The Choco elaenia is 12 to 13 cm long. Adult males of the nominate subspecies have a dark gray crown with a partially concealed white stripe along its middle. They have a thin grayish white loral spot that continues around the eye and a grizzled whitish lower face. Their upperparts are blue-gray. Their wings are black with white edges on the inner flight feathers and white tips on the coverts; the last form two bars on the closed wing. Their tail is gray with white tips on the feathers. Their throat and underparts are whitish. Adult females have a slightly darker crown than the nominate, with grayish green upperparts, yellowish edges on the flight feathers, a blacker tail with grayish green edges on the feathers, and a slight yellow cast on the belly. Males of subspecies M. p. absita are slightly darker overall and have more white on the wings than the nominate; females have brighter yellow underparts. Both sexes of both subspecies have a dark brown iris, a short blackish bill, and dark gray to blackish legs and feet.

==Distribution and habitat==

The nominate subspecies of the Choco elaenia is found in the Chocó bioregion for the length of western Colombia and into northwestern Ecuador south as far as Pichincha Province.
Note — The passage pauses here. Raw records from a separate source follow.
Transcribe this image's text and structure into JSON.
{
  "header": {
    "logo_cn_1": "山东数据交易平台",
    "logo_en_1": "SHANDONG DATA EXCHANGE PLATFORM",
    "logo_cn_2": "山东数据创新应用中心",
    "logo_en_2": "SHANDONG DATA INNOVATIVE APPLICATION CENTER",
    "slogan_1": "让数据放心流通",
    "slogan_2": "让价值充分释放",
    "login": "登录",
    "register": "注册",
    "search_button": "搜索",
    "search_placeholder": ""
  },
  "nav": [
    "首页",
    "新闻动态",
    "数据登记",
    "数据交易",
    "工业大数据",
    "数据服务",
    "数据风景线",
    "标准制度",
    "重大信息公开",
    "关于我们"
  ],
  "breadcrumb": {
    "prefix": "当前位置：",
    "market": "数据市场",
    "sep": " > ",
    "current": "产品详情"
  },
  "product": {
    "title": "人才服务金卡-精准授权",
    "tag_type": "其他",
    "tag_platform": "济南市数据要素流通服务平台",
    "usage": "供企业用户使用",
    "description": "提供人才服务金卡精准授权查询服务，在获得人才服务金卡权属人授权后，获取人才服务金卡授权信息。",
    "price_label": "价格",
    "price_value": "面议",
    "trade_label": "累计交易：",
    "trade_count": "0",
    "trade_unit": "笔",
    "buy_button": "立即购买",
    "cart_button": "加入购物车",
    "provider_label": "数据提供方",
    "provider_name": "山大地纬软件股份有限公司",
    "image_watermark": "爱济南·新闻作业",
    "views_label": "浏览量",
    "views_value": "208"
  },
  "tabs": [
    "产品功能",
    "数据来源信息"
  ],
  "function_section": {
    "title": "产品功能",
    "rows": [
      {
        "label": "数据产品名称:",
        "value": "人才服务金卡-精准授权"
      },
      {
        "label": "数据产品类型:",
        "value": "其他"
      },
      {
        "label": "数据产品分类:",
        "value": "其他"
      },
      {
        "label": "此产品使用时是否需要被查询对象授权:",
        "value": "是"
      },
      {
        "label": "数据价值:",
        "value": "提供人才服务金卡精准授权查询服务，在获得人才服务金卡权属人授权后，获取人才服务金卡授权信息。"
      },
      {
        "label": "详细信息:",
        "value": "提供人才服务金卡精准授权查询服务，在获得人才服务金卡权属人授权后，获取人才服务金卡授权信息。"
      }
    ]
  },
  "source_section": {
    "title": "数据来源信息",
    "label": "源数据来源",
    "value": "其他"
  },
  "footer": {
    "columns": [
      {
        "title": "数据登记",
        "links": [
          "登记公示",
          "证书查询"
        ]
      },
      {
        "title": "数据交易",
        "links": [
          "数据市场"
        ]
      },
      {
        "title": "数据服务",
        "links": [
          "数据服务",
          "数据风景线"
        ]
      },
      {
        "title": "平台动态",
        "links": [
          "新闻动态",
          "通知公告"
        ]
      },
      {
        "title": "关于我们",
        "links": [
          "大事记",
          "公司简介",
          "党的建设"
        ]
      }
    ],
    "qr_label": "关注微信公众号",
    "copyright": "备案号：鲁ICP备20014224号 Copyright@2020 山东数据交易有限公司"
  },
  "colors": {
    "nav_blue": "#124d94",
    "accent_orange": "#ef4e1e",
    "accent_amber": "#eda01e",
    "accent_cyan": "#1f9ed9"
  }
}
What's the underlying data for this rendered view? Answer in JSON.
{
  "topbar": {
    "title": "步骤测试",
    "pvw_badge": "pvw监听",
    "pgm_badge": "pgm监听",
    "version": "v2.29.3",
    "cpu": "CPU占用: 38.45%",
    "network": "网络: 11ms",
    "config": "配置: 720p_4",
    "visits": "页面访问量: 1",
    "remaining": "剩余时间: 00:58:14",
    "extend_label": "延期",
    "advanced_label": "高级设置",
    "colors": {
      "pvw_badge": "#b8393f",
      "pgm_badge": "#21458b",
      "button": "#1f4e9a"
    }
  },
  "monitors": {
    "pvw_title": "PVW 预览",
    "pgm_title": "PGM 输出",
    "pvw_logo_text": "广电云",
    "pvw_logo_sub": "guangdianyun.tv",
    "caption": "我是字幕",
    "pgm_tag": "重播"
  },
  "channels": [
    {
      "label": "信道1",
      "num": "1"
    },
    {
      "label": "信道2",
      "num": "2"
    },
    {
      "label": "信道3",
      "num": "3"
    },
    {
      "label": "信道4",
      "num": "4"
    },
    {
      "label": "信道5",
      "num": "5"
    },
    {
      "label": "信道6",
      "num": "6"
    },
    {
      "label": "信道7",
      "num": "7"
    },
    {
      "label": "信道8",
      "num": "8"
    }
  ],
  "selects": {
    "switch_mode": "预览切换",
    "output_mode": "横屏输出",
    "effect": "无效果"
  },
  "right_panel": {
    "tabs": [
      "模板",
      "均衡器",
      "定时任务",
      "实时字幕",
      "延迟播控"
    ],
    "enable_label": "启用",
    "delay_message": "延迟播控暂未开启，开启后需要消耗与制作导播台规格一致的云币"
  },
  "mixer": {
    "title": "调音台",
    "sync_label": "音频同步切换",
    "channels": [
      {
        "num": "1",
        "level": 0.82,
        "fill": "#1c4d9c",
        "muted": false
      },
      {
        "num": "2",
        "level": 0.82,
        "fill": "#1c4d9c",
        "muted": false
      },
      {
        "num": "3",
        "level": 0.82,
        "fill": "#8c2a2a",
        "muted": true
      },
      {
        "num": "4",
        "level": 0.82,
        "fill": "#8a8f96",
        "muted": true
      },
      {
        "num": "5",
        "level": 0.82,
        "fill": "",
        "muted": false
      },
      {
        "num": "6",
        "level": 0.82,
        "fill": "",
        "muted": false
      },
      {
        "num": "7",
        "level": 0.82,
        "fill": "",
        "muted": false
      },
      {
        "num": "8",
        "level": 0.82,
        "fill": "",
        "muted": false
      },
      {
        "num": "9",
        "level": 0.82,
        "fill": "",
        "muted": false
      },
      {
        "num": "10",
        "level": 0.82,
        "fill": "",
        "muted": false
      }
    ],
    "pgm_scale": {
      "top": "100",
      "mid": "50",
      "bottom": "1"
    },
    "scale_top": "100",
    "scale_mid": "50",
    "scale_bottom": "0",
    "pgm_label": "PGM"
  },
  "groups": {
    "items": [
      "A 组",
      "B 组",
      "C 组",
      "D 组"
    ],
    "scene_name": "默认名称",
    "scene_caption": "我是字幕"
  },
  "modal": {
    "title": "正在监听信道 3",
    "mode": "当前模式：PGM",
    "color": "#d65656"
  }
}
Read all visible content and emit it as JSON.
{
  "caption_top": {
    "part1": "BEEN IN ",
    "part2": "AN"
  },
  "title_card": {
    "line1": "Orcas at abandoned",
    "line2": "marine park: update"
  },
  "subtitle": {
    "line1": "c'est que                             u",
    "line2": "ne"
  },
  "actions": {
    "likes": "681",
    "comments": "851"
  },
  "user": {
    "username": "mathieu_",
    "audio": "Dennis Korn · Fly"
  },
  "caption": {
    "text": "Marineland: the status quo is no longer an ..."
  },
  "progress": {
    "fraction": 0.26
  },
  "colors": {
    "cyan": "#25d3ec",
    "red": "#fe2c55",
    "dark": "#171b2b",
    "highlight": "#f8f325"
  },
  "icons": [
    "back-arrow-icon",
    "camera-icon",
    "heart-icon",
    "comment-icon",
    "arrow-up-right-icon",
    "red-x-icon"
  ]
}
Subspecies M. p. absita is found in central and eastern Panama between central Colón and eastern Darién provinces. The species inhabits the canopy and edges of dry to humid forest. In elevation it occurs from sea level to 500 m in Panama, to 900 m in Colombia, and to 400 m in Ecuador.

==Behavior==
===Movement===

Subspecies M. p. absita of the Choco elaenia is a year-round resident in its range. The nominate subspecies might make some elevational movements, at least in southwestern Colombia.

===Feeding===

The Choco elaenia is assumed to feed on insects and small fruits like others of its genus. It typically forages in the forest canopy and high on its outer edges, taking food by gleaning from a perch. It is not known to join mixed-species feeding flocks.

===Breeding===

Nothing is known about the Choco elaenia's breeding biology. However, it is thought to be similar to that of its former parent the grey, now grey-headed, elania, which see here.

===Vocalization===

The Choco elaenia's song is a "fast series of high-pitched notes that drop slightly in pitch and accelerate towards the end". It has been written as "swee swee swee wee-ee-ee-ee-ee-ee-ee-ee-ee".

==Status==

The IUCN has assessed the Choco elaenia as being of Least Concern. It has a large range; its population size is not known and is believed to be decreasing. No immediate threats have been identified. It is considered rare and local in Panama and uncommon in Colombia and Ecuador.